TOP demise shows fate of vanity parties

8:08 am on 13 July 2018

By Brigitte Morten*

Opinion - Running a small political party is like running your local lawn bowls club - you have to ensure there is someone who is willing to be there to unlock the clubhouse, ensure there is someone that will manage membership fees and make sure there is someone who is willing to put all the teacups away after a meet. The president of the bowling club - the one making all the prizegiving speeches - is often the one least likely to be doing the above.

Gareth Morgan, Economist and leader of The Opportunities Party.

Gareth Morgan speaks to the media as he launched TOP in 2016. Photo: RNZ / Rebekah Parsons-King

Fundamentally, that is why vanity parties - like The Opportunities Party (TOP) - are not sustainable. A vanity party is one where 99 percent of the attention and power are centred on one person, the leader, because they are the person that started the party.

Vanity parties fail because they struggle to ensure the membership officer feels heard, rather than the club president getting all the glory.

TOP was originally formed in late 2016 by Gareth Morgan, in order to contest the 2017 election. As a party they received a respectable 2.4% of the vote - especially given how new the party was - however it was not enough to get them over the threshold and in to parliament. Less than one year after the 2017 election, TOP has announced that they will not be contesting the 2020 election and will be deregistering.

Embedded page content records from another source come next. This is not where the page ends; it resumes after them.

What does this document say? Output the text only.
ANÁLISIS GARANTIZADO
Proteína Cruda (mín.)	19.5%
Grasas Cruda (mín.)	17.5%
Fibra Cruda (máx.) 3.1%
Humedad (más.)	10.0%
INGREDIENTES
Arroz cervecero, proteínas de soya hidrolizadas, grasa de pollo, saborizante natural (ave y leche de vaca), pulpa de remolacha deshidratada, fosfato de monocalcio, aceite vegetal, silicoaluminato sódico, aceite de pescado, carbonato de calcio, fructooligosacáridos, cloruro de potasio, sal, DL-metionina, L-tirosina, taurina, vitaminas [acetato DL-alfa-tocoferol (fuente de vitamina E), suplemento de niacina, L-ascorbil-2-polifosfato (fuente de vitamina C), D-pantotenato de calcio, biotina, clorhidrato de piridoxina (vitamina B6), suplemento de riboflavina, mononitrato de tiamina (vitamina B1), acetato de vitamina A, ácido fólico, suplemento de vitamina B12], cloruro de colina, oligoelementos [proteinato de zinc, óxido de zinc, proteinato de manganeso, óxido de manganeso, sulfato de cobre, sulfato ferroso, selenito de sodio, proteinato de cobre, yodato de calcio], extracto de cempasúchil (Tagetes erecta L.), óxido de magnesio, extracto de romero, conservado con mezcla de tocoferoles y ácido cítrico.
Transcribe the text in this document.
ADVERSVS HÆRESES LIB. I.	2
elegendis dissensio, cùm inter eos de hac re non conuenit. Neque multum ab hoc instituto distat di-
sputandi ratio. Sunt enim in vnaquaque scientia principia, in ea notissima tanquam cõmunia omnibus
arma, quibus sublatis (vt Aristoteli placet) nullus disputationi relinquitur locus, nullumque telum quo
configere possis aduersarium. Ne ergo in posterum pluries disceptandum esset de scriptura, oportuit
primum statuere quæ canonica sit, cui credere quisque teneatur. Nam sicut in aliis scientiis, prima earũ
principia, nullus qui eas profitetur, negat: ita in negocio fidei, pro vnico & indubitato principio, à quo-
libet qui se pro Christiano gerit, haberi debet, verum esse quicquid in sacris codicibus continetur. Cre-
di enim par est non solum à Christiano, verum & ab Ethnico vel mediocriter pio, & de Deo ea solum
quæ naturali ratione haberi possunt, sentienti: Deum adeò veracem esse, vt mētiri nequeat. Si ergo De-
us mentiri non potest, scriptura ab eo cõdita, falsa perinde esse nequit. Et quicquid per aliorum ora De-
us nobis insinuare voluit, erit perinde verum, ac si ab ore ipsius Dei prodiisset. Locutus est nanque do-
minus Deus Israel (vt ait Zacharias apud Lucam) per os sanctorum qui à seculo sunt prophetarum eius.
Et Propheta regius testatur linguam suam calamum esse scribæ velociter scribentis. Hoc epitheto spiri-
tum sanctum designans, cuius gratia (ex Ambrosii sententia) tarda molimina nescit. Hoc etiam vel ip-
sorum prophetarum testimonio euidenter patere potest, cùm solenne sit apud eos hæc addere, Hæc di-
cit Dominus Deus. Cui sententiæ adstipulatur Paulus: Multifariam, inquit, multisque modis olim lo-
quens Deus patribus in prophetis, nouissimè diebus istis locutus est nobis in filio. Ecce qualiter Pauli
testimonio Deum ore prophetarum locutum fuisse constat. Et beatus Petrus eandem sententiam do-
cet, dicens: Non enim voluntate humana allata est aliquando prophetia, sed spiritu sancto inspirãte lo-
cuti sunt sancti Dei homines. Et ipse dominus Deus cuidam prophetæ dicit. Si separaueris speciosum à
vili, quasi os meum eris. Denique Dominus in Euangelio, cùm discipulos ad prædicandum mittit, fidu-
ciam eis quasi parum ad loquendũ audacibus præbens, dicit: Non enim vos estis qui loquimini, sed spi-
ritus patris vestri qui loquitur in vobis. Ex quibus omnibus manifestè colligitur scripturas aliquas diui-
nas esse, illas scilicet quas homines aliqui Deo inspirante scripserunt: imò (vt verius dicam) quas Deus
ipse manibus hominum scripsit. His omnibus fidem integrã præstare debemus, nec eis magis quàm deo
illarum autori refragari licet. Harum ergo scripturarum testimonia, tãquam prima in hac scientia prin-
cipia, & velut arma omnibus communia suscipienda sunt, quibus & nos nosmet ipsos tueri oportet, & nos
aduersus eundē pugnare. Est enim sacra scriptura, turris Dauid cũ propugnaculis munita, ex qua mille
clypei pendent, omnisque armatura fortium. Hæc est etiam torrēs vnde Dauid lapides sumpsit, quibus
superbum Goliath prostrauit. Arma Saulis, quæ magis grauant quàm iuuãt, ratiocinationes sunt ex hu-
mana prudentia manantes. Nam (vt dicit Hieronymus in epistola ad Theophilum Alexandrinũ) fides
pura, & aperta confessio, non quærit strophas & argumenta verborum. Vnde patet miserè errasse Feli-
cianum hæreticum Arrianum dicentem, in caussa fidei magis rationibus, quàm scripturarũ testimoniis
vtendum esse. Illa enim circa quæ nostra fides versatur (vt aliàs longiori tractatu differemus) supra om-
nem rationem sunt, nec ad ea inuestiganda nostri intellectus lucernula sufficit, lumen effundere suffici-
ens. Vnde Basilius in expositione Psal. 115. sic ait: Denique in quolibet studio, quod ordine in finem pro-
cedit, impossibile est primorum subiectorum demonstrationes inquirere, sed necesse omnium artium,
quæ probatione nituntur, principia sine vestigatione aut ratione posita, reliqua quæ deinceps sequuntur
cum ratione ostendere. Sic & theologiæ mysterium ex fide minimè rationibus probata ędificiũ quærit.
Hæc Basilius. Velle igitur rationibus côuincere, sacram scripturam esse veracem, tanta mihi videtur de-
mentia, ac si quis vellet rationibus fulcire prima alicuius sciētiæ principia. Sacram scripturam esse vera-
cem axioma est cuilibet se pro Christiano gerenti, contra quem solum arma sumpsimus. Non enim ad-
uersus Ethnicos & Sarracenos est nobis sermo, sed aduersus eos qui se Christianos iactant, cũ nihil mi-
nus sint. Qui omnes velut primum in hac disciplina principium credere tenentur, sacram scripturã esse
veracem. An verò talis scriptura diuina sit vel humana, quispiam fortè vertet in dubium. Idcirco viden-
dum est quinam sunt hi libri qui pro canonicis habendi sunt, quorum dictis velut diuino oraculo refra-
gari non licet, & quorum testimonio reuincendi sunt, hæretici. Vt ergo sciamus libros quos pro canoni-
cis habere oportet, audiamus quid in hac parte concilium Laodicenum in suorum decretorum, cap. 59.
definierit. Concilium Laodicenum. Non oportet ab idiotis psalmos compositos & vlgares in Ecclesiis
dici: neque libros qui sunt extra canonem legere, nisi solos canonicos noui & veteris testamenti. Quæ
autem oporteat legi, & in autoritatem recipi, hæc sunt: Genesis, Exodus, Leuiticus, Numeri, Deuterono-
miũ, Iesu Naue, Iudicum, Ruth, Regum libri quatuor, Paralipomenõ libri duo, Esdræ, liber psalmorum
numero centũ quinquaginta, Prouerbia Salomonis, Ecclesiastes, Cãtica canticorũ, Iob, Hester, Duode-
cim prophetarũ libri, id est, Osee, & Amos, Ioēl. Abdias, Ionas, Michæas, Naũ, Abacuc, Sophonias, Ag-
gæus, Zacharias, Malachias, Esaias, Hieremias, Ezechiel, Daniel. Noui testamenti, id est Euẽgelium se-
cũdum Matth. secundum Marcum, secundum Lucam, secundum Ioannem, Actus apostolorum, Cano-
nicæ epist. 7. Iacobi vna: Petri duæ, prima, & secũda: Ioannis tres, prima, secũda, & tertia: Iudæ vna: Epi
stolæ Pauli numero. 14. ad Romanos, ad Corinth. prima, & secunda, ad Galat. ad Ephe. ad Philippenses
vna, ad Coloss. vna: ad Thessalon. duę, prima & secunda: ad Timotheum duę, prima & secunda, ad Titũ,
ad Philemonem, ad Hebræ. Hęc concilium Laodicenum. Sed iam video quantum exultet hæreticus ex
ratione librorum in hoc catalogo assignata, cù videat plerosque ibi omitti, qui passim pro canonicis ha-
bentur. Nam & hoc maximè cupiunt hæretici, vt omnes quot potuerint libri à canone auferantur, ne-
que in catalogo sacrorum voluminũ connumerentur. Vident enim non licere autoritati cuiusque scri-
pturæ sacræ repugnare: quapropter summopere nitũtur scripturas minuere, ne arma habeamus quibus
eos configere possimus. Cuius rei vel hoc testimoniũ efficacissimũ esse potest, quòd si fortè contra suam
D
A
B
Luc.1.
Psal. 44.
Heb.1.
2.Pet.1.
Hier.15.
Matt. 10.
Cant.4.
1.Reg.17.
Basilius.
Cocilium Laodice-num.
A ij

Vanity parties generally start with a bang and fizzle out quickly. This is because there are not solid foundations to the party. A wealthy or charismatic leader starts a party based on their own view of the world, it does not come from a group of people with a shared view of the world.

People generally join political parties because they want to be heard, want to have a say on policy and want to have a sense of ownership of making it better. A party built around a dominant central figure - like Gareth Morgan - fail to provide people in the long term with that ability.

You might be willing to be the one that sets out the morning tea for a while - but in the long term if you don't have a sense of ownership over the clubrooms as 'your club' you are unlikely to continue to do so.

Vanity parties are relatively common. In New Zealand we most recently saw the rise and fall of the Internet Party under Kim Dotcom. The party essentially had to pay its 'grassroots' members to belong to the party by providing them with party positions. In Australia, mining magnate Clive Palmers' Palmer United Party, was built on candidates who were also mostly staff members of the businessman. As soon as those candidates won seats, and had their own resources to rely upon, they defected from the party - all complaining that they weren't being allowed to be heard by the leader.

For TOP, it was evident in early in 2017 that the disconnect between leadership and general party members was growing. Two of the candidates from the 2017 general election campaign announced their own splinter group 'Next Big Thing'. These candidates both said that they had trouble in the party raising feedback with Morgan - especially over his more controversial comments during the campaign.

The decision to deregister TOP is a sensible one. Getting airtime as a minor party outside of parliament is extremely difficult. Doing so without a strong network to get the message out on the ground is impossible. The path to 2020 election success would have required Morgan to step back considerably from his dominant leadership of TOP and focus on building a grassroots foundation if it were to have any hope of being around for the long term.

Gareth Morgan in commenting on the end of the party stated that the "legacy of the manifesto remains". However, due to his own dominance as the front of the policy, TOP is more likely to be remembered as his vanity project. And the anti-cats party.

Making the speeches at the prizegiving was always Gareth Morgan's strength. What he failed to do was make sure the person setting up the morning tea felt they were being keep around for more than their tea making skills.

* Brigitte Morten is a Senior Consultant for Silvereye. Prior to that she was a senior ministerial adviser for the previous National-led government, and an adviser and campaign director for Australia's Liberal Party.